I woke up this morning at about 6:00 and realized something was missing. My husband. I bolted upright in bed. Oh no!, I panicked, is this the day we were supposed to escape over the Berlin Wall?! But then I remembered that the wall came down. And we don't live in Germany. So I sank back into my pillow, feeling much better about things.
Friday mornings have a way of being more disorienting than usual. I think it's because Thursday is like the Boston Marathon of music lessons. And I'm like the runner who started training for it two days ago. After school Sophie has her lesson with the world's greatest piano teacher, whose permission I have not yet obtained to discuss her life in detail, but I just want to say she's from Uzbekistan, I adore and venerate her, and I have NEVER seen anyone dissect a single measure of music the way she can. She takes Mozart down to the molecular level.
Afterward, I take little Izzy to her lesson with the world's greatest violin teacher, who also has not given me written consent to divulge her most intimate secrets, so all I can tell you is she's amazing and Isabella wishes she could have a lesson with her every day. Which is why I run a lemonade stand on the weekends, selling drinks for $200 apiece.

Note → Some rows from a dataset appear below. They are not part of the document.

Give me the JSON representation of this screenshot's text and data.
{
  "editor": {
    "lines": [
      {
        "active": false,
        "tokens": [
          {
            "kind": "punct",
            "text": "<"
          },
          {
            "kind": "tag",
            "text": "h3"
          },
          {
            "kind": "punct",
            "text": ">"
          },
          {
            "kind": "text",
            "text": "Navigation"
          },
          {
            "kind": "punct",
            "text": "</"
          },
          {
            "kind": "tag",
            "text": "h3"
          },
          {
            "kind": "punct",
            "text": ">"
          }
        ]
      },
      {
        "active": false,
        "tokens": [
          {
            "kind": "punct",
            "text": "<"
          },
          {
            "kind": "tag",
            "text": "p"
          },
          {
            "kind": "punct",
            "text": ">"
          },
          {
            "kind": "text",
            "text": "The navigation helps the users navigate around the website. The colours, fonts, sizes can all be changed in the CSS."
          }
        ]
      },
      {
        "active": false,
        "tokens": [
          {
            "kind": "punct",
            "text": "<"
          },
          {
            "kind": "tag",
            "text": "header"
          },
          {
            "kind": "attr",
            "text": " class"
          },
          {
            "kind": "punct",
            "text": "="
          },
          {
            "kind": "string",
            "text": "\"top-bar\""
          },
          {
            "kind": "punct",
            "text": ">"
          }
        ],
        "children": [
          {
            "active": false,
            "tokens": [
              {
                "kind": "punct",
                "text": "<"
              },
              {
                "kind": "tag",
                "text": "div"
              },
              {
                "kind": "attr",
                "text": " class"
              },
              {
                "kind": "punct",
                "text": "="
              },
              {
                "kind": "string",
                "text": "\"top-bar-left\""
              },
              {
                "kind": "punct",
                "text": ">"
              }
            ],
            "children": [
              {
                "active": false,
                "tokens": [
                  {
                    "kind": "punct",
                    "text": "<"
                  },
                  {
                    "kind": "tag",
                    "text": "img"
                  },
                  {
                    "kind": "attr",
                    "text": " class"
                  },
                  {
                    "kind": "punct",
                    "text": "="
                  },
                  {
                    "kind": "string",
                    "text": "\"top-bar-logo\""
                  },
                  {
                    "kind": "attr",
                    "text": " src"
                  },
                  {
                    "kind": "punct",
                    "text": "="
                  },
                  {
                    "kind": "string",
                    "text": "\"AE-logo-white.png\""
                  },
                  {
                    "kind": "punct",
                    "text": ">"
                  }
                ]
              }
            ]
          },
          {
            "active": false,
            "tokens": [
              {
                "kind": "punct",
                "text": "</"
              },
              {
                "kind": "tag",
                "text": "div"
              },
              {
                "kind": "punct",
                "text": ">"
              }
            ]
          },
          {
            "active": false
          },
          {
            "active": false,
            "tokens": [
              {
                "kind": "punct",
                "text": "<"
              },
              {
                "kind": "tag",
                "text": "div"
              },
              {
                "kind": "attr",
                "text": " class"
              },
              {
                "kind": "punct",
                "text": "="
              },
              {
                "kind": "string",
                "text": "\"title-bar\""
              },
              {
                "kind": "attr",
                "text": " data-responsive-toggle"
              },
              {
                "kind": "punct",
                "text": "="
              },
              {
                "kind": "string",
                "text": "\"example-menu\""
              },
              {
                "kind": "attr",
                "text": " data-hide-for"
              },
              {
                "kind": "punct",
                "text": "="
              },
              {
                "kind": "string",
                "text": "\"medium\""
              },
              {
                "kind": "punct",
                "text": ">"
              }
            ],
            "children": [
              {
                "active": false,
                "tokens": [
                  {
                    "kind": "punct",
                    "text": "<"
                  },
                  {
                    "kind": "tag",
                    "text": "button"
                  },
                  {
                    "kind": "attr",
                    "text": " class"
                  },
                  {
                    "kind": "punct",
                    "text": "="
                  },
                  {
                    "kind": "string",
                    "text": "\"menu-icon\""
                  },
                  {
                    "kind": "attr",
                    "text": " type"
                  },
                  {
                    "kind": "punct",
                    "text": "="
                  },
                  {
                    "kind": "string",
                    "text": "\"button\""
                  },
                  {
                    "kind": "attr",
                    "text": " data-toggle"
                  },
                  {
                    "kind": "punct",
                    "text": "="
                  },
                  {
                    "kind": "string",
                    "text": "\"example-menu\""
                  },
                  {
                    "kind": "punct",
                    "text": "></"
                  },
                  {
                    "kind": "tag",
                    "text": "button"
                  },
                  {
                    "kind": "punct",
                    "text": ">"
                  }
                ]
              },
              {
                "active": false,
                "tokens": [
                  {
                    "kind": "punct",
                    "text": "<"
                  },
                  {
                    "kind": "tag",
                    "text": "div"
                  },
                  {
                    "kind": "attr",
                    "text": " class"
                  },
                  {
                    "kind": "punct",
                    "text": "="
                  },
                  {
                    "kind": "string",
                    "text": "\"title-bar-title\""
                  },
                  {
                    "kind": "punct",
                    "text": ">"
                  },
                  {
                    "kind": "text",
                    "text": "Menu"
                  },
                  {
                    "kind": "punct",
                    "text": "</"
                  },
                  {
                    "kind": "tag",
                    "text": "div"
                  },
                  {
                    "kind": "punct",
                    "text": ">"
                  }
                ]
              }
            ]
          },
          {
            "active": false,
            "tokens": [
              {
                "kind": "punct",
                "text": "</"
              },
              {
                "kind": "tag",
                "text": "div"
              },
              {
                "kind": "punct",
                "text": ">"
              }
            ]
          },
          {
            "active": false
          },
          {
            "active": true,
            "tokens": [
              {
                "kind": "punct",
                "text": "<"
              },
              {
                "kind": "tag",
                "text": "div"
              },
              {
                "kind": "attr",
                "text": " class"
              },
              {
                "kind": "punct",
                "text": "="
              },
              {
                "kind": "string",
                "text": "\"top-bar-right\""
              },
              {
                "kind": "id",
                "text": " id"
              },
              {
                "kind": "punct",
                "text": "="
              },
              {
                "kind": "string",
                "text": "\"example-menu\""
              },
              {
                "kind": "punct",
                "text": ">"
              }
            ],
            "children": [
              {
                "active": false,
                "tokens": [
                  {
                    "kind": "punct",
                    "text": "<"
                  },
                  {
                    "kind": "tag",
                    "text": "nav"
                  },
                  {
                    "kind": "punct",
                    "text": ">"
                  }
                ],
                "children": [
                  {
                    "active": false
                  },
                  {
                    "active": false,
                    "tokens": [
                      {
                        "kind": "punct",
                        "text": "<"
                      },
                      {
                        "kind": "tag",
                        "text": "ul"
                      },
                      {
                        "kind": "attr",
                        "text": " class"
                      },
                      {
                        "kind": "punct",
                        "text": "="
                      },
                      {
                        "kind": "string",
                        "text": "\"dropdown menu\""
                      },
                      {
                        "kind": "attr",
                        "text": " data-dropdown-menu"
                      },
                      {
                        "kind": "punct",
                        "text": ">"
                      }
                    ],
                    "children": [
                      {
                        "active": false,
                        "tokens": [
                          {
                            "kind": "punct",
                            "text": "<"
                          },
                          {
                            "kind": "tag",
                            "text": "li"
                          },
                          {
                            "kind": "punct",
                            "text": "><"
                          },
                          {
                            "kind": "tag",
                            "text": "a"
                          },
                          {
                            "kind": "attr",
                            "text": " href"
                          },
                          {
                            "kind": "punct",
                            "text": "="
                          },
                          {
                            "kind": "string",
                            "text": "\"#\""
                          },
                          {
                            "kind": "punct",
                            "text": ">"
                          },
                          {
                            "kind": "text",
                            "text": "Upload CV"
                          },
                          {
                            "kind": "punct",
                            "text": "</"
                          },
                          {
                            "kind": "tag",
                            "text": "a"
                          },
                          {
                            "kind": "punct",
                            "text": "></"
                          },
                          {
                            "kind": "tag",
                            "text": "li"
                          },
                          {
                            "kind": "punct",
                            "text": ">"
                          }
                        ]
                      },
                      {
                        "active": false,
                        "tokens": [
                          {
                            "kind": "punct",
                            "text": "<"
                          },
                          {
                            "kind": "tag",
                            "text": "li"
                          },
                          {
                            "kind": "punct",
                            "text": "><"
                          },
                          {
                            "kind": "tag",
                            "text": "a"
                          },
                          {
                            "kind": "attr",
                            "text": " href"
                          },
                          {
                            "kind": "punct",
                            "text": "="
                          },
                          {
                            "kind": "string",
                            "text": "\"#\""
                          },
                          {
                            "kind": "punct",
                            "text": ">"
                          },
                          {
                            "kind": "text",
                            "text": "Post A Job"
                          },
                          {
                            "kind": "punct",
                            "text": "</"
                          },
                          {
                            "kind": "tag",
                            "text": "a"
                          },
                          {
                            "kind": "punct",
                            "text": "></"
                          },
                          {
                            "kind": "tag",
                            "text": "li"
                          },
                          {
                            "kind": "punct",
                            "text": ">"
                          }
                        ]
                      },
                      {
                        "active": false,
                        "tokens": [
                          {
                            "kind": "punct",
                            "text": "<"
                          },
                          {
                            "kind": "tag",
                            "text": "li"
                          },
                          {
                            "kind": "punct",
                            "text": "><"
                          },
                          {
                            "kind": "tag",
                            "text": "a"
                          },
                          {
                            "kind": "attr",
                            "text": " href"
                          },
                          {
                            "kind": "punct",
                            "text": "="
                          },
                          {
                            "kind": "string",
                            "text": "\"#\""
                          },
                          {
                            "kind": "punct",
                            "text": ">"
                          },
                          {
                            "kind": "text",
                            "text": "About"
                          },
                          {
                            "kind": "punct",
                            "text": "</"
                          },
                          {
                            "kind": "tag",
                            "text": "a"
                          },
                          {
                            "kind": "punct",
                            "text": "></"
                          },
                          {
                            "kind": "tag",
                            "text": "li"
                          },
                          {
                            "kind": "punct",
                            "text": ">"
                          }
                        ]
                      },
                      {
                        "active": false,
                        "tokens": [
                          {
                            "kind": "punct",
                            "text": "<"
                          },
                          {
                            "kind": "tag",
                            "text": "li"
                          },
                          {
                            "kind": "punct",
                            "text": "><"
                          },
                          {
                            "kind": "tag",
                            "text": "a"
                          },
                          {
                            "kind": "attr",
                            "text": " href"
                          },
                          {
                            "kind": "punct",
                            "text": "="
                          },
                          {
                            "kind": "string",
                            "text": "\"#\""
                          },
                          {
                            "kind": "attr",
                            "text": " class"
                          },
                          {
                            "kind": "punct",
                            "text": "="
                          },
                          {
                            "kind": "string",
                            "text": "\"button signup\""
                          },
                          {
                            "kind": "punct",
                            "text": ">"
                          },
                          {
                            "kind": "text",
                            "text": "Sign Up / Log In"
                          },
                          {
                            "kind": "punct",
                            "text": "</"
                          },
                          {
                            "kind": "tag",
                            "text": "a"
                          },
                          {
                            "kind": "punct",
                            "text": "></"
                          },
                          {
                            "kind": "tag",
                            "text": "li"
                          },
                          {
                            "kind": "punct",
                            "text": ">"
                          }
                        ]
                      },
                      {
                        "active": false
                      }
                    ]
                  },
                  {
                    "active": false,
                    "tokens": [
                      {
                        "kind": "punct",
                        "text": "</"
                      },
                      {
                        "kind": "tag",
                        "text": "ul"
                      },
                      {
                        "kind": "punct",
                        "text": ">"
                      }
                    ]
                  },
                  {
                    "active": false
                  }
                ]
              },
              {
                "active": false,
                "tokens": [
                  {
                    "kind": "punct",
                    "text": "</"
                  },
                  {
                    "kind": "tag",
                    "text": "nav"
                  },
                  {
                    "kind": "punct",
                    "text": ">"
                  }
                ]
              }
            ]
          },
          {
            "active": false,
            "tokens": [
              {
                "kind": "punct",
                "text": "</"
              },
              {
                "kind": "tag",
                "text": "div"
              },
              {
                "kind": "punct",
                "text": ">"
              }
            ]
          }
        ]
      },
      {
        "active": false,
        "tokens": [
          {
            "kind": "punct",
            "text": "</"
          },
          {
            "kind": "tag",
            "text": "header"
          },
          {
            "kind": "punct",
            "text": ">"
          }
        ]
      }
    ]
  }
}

By the time Izzy and I get home from her lesson, it is almost 9:00 p.m. and all I want to do is curl up in the fetal position and go to a safe place somewhere deep within myself. Bear in mind, I have also practised a total of 2 1/2 hours with the girls earlier that day, and can I just tell you that 2 1/2 hours of practising musical instruments with one's children is the equivalent of doing 6 hours of housework? Not that I would know from experience, mind you, but I think the numbers bear themselves out.

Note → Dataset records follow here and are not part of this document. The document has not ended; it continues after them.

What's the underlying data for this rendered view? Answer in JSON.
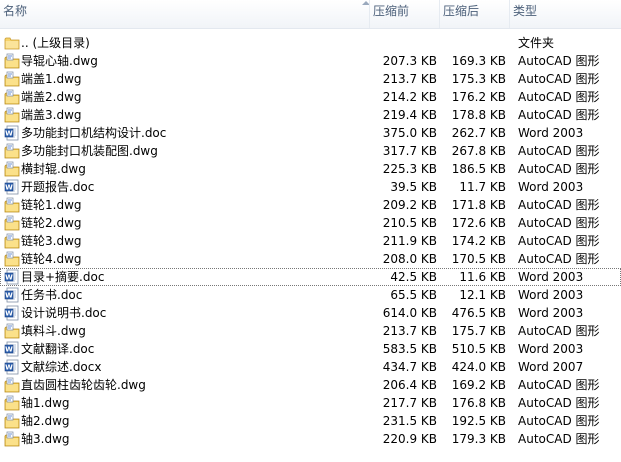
{
  "columns": {
    "name": "名称",
    "original": "压缩前",
    "compressed": "压缩后",
    "type": "类型"
  },
  "files": [
    {
      "name": ".. (上级目录)",
      "original": "",
      "compressed": "",
      "type": "文件夹",
      "icon": "folder-icon"
    },
    {
      "name": "导辊心轴.dwg",
      "original": "207.3 KB",
      "compressed": "169.3 KB",
      "type": "AutoCAD 图形",
      "icon": "dwg-file-icon"
    },
    {
      "name": "端盖1.dwg",
      "original": "213.7 KB",
      "compressed": "175.3 KB",
      "type": "AutoCAD 图形",
      "icon": "dwg-file-icon"
    },
    {
      "name": "端盖2.dwg",
      "original": "214.2 KB",
      "compressed": "176.2 KB",
      "type": "AutoCAD 图形",
      "icon": "dwg-file-icon"
    },
    {
      "name": "端盖3.dwg",
      "original": "219.4 KB",
      "compressed": "178.8 KB",
      "type": "AutoCAD 图形",
      "icon": "dwg-file-icon"
    },
    {
      "name": "多功能封口机结构设计.doc",
      "original": "375.0 KB",
      "compressed": "262.7 KB",
      "type": "Word 2003",
      "icon": "word-file-icon"
    },
    {
      "name": "多功能封口机装配图.dwg",
      "original": "317.7 KB",
      "compressed": "267.8 KB",
      "type": "AutoCAD 图形",
      "icon": "dwg-file-icon"
    },
    {
      "name": "横封辊.dwg",
      "original": "225.3 KB",
      "compressed": "186.5 KB",
      "type": "AutoCAD 图形",
      "icon": "dwg-file-icon"
    },
    {
      "name": "开题报告.doc",
      "original": "39.5 KB",
      "compressed": "11.7 KB",
      "type": "Word 2003",
      "icon": "word-file-icon"
    },
    {
      "name": "链轮1.dwg",
      "original": "209.2 KB",
      "compressed": "171.8 KB",
      "type": "AutoCAD 图形",
      "icon": "dwg-file-icon"
    },
    {
      "name": "链轮2.dwg",
      "original": "210.5 KB",
      "compressed": "172.6 KB",
      "type": "AutoCAD 图形",
      "icon": "dwg-file-icon"
    },
    {
      "name": "链轮3.dwg",
      "original": "211.9 KB",
      "compressed": "174.2 KB",
      "type": "AutoCAD 图形",
      "icon": "dwg-file-icon"
    },
    {
      "name": "链轮4.dwg",
      "original": "208.0 KB",
      "compressed": "170.5 KB",
      "type": "AutoCAD 图形",
      "icon": "dwg-file-icon"
    },
    {
      "name": "目录+摘要.doc",
      "original": "42.5 KB",
      "compressed": "11.6 KB",
      "type": "Word 2003",
      "icon": "word-file-icon"
    },
    {
      "name": "任务书.doc",
      "original": "65.5 KB",
      "compressed": "12.1 KB",
      "type": "Word 2003",
      "icon": "word-file-icon"
    },
    {
      "name": "设计说明书.doc",
      "original": "614.0 KB",
      "compressed": "476.5 KB",
      "type": "Word 2003",
      "icon": "word-file-icon"
    },
    {
      "name": "填料斗.dwg",
      "original": "213.7 KB",
      "compressed": "175.7 KB",
      "type": "AutoCAD 图形",
      "icon": "dwg-file-icon"
    },
    {
      "name": "文献翻译.doc",
      "original": "583.5 KB",
      "compressed": "510.5 KB",
      "type": "Word 2003",
      "icon": "word-file-icon"
    },
    {
      "name": "文献综述.docx",
      "original": "434.7 KB",
      "compressed": "424.0 KB",
      "type": "Word 2007",
      "icon": "word-file-icon"
    },
    {
      "name": "直齿圆柱齿轮齿轮.dwg",
      "original": "206.4 KB",
      "compressed": "169.2 KB",
      "type": "AutoCAD 图形",
      "icon": "dwg-file-icon"
    },
    {
      "name": "轴1.dwg",
      "original": "217.7 KB",
      "compressed": "176.8 KB",
      "type": "AutoCAD 图形",
      "icon": "dwg-file-icon"
    },
    {
      "name": "轴2.dwg",
      "original": "231.5 KB",
      "compressed": "192.5 KB",
      "type": "AutoCAD 图形",
      "icon": "dwg-file-icon"
    },
    {
      "name": "轴3.dwg",
      "original": "220.9 KB",
      "compressed": "179.3 KB",
      "type": "AutoCAD 图形",
      "icon": "dwg-file-icon"
    }
  ],
  "focused_row": 13
}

Instead of finding my sanctuary, I am confronted by three screaming banshees who cannot seem to just take the cap off the toothpaste and get the job done, who are begging for bedtime stories and full of outrage at one another for whoever spit on whose hand during the dental hygiene fiasco, and I think to myself: How do I help these girls understand that after 8:00 p.m. my maternal instinct is less Ma Ingalls and more that of the tortoise who lays eggs on a beach and then shoves out to sea, leaving her young to be picked off by seagulls?

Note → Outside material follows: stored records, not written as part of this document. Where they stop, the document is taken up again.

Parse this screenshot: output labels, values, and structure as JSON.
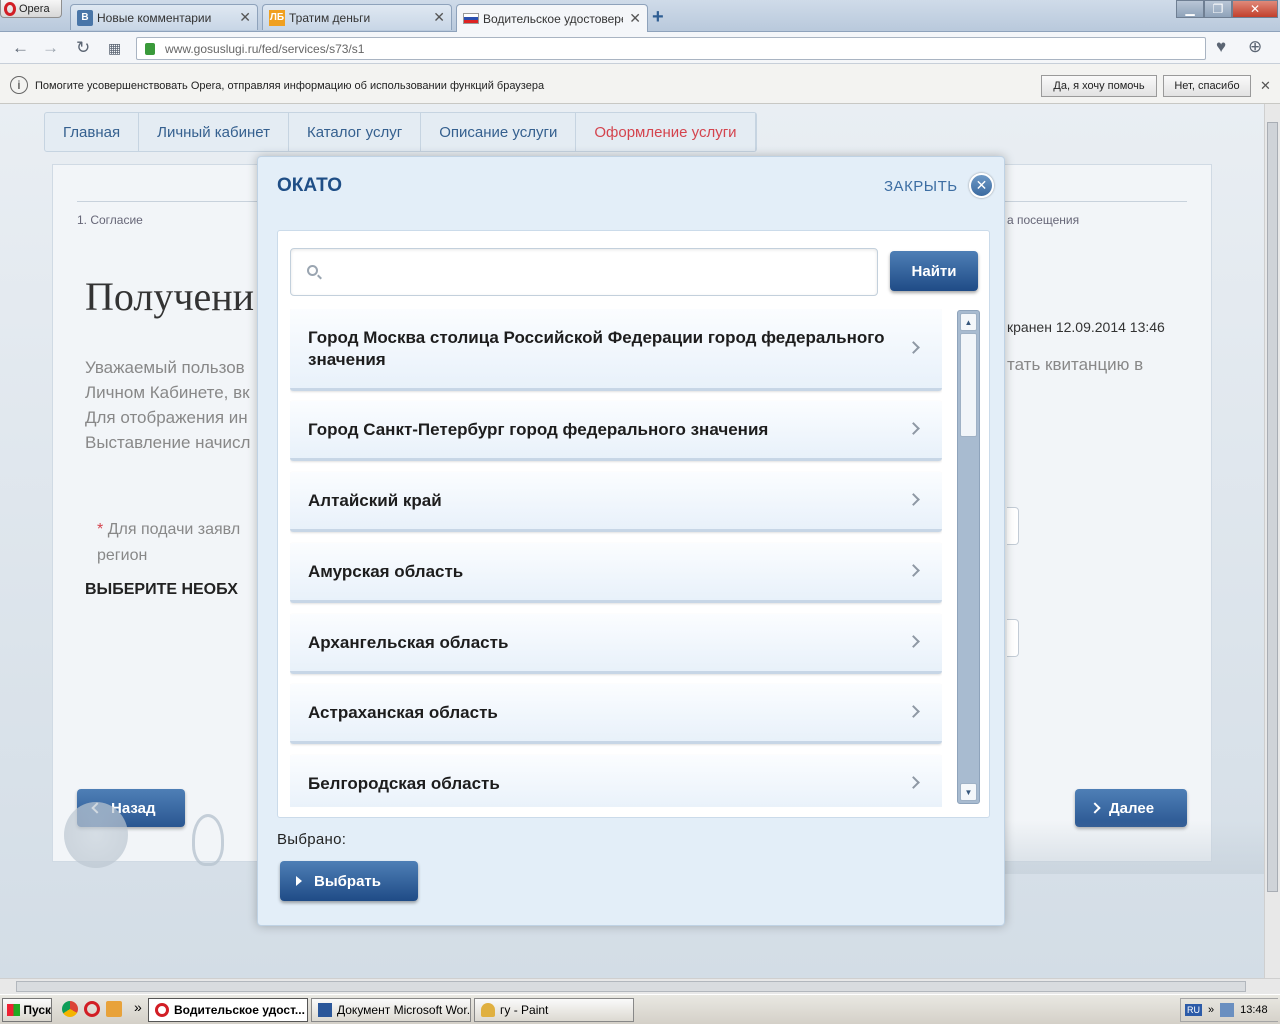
{
  "browser": {
    "menu_label": "Opera",
    "tabs": [
      {
        "label": "Новые комментарии",
        "favicon": "vk-icon"
      },
      {
        "label": "Тратим деньги",
        "favicon": "blog-icon"
      },
      {
        "label": "Водительское удостоверен",
        "favicon": "russia-flag-icon"
      }
    ],
    "url": "www.gosuslugi.ru/fed/services/s73/s1",
    "infobar": {
      "text": "Помогите усовершенствовать Opera, отправляя информацию об использовании функций браузера",
      "yes_label": "Да, я хочу помочь",
      "no_label": "Нет, спасибо"
    }
  },
  "page": {
    "breadcrumbs": [
      "Главная",
      "Личный кабинет",
      "Каталог услуг",
      "Описание услуги",
      "Оформление услуги"
    ],
    "step_first": "1. Согласие",
    "step_last_fragment": "а посещения",
    "title_fragment": "Получени",
    "saved_fragment": "кранен 12.09.2014 13:46",
    "para_lines": [
      "Уважаемый пользов",
      "Личном Кабинете, вк",
      "Для отображения ин",
      "Выставление начисл"
    ],
    "para_right_fragment": "тать квитанцию в",
    "note_star": "*",
    "note_text": "Для подачи заявл",
    "note_text2": "регион",
    "choose_heading": "ВЫБЕРИТЕ НЕОБХ",
    "back_label": "Назад",
    "next_label": "Далее"
  },
  "modal": {
    "title": "ОКАТО",
    "close_label": "ЗАКРЫТЬ",
    "search_placeholder": "",
    "find_label": "Найти",
    "items": [
      "Город Москва столица Российской Федерации город федерального значения",
      "Город Санкт-Петербург город федерального значения",
      "Алтайский край",
      "Амурская область",
      "Архангельская область",
      "Астраханская область",
      "Белгородская область"
    ],
    "selected_label": "Выбрано:",
    "choose_label": "Выбрать"
  },
  "taskbar": {
    "start_label": "Пуск",
    "tasks": [
      "Водительское удост...",
      "Документ Microsoft Wor...",
      "гу - Paint"
    ],
    "lang": "RU",
    "time": "13:48",
    "overflow": "»"
  },
  "colors": {
    "accent": "#2a5691",
    "current_crumb": "#d4444e",
    "modal_title": "#1f4e86"
  }
}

And all this blathering is my circular way of telling you that I HAD another post ready to go for today, one that I created on Thursday night after martial law had been established and a 30 second version of Little Red Riding Hood was relayed. A beautiful, coherent post in which I simply showed you some of the lovely things I've been admiring on Etsy lately...which Typepad led me to believe they would publish for me at 7:00 this morning, but which they gobbled up the minute my back was turned. And this leaves you, me--all of us--to wonder how differently your day might have played out had you'd been spared this unplanned detour through my mind.